Pseudo Differential Operators and Markov Semigroups on Compact Lie Groups

TL;DR

This paper develops a framework using pseudo-differential operators on compact Lie groups to analyze Markov processes, linking Fourier analysis with stochastic processes and providing explicit examples involving Lévy processes.

Contribution

It extends the Ruzhansky-Turunen theory to study group-valued Markov processes and characterizes Feller semigroups as pseudo-differential operators on compact Lie groups.

Findings

Feller semigroups are represented as pseudo-differential operators with explicit symbols.

Explicit computation of symbols for Lévy-driven stochastic flows on groups.

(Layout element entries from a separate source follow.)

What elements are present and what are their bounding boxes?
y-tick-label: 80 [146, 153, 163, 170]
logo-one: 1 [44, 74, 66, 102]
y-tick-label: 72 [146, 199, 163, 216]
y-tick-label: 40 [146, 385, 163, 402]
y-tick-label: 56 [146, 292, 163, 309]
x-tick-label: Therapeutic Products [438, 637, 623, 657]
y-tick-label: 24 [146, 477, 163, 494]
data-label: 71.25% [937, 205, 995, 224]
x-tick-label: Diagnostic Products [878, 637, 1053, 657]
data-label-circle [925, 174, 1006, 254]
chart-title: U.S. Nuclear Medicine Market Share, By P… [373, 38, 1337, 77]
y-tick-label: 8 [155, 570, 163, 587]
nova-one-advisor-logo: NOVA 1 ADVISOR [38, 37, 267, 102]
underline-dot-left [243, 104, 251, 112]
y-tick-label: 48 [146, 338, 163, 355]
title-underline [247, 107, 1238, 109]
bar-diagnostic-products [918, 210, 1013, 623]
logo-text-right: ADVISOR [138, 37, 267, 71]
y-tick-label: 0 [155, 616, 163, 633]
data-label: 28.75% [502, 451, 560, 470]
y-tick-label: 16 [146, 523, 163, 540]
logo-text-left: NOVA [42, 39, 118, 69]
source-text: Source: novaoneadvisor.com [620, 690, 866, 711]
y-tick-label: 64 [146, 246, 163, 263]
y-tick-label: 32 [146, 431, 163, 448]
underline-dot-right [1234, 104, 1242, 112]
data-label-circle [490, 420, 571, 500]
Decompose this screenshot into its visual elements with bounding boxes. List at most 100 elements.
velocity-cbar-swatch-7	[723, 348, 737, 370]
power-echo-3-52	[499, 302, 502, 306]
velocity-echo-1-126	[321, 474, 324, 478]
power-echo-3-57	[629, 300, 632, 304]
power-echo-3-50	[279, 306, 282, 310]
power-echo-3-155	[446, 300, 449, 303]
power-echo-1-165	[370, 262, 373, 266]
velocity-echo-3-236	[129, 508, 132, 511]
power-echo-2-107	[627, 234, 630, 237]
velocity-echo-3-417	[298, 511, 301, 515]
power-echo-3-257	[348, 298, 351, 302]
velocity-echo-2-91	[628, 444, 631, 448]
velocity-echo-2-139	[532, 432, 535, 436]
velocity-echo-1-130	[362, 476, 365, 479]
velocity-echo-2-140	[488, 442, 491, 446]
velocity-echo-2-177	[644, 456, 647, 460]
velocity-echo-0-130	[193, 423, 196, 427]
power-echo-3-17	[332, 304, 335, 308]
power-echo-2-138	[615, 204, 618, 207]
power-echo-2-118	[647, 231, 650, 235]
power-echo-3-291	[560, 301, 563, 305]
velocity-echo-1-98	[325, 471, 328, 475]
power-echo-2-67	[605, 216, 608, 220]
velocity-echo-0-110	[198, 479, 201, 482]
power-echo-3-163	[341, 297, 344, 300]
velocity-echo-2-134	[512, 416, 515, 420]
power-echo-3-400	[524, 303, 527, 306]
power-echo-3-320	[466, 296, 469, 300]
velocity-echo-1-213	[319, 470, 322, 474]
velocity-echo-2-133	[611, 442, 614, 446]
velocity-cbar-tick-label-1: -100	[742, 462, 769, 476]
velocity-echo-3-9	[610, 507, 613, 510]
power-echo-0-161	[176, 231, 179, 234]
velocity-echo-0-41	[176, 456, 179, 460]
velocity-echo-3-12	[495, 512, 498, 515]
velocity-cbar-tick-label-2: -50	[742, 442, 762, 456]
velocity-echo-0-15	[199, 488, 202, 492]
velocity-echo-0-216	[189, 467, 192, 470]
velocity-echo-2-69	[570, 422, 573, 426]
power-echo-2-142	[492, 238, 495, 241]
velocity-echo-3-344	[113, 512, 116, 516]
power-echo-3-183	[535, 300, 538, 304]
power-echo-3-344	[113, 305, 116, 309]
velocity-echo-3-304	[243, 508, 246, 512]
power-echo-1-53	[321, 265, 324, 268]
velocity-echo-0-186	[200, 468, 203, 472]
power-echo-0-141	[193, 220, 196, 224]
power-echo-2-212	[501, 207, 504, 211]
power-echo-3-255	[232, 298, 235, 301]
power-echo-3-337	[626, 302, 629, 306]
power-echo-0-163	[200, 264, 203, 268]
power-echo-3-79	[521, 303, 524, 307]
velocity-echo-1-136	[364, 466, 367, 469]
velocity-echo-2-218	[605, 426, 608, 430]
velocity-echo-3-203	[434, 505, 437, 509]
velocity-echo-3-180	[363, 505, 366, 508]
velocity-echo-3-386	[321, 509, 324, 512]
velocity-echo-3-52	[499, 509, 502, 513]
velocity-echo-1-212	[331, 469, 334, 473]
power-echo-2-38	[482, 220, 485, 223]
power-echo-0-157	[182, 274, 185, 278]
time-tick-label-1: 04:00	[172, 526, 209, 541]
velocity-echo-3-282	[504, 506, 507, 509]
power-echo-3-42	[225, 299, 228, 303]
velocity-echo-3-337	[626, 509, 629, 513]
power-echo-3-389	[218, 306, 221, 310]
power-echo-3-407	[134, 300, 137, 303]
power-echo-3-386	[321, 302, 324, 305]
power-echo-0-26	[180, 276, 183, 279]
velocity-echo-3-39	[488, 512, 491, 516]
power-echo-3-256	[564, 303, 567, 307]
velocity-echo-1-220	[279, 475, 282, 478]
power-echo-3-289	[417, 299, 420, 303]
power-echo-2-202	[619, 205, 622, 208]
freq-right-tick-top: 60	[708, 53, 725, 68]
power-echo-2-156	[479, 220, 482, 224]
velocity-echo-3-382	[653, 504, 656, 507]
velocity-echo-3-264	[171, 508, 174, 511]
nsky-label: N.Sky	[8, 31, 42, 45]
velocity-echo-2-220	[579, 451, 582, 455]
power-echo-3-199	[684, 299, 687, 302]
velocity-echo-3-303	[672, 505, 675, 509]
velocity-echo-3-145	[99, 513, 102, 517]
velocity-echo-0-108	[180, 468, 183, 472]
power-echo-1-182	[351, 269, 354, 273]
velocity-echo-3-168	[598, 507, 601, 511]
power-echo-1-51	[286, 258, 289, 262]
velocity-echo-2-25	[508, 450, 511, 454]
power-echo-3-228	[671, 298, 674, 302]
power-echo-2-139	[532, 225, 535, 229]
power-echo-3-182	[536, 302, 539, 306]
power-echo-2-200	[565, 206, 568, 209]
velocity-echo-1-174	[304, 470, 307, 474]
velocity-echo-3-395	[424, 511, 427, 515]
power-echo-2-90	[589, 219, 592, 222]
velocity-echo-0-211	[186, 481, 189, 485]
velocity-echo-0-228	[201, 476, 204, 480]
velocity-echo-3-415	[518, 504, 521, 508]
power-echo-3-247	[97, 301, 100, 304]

Conditions established for Lévy-type operators to generate symmetric Dirichlet forms.

Abstract

We extend the Ruzhansky-Turunen theory of pseudo differential operators on compact Lie groups into a tool that can be used to investigate group-valued Markov processes in the spirit of the work in Euclidean spaces of N.Jacob and collaborators. Feller semigroups, their generators and resolvents are exhibited as pseudo-differential operators and the symbols of the operators forming the semigroup are expressed in terms of the Fourier transform of the transition kernel. The symbols are explicitly computed for some examples including the Feller processes associated to stochastic flows arising from solutions of stochastic differential equations on the group driven by L\'{e}vy processes. We study a family of L\'{e}vy-type linear operators on general Lie groups that are pseudo differential operators when the group is compact and find conditions for them to give rise to symmetric Dirichlet forms.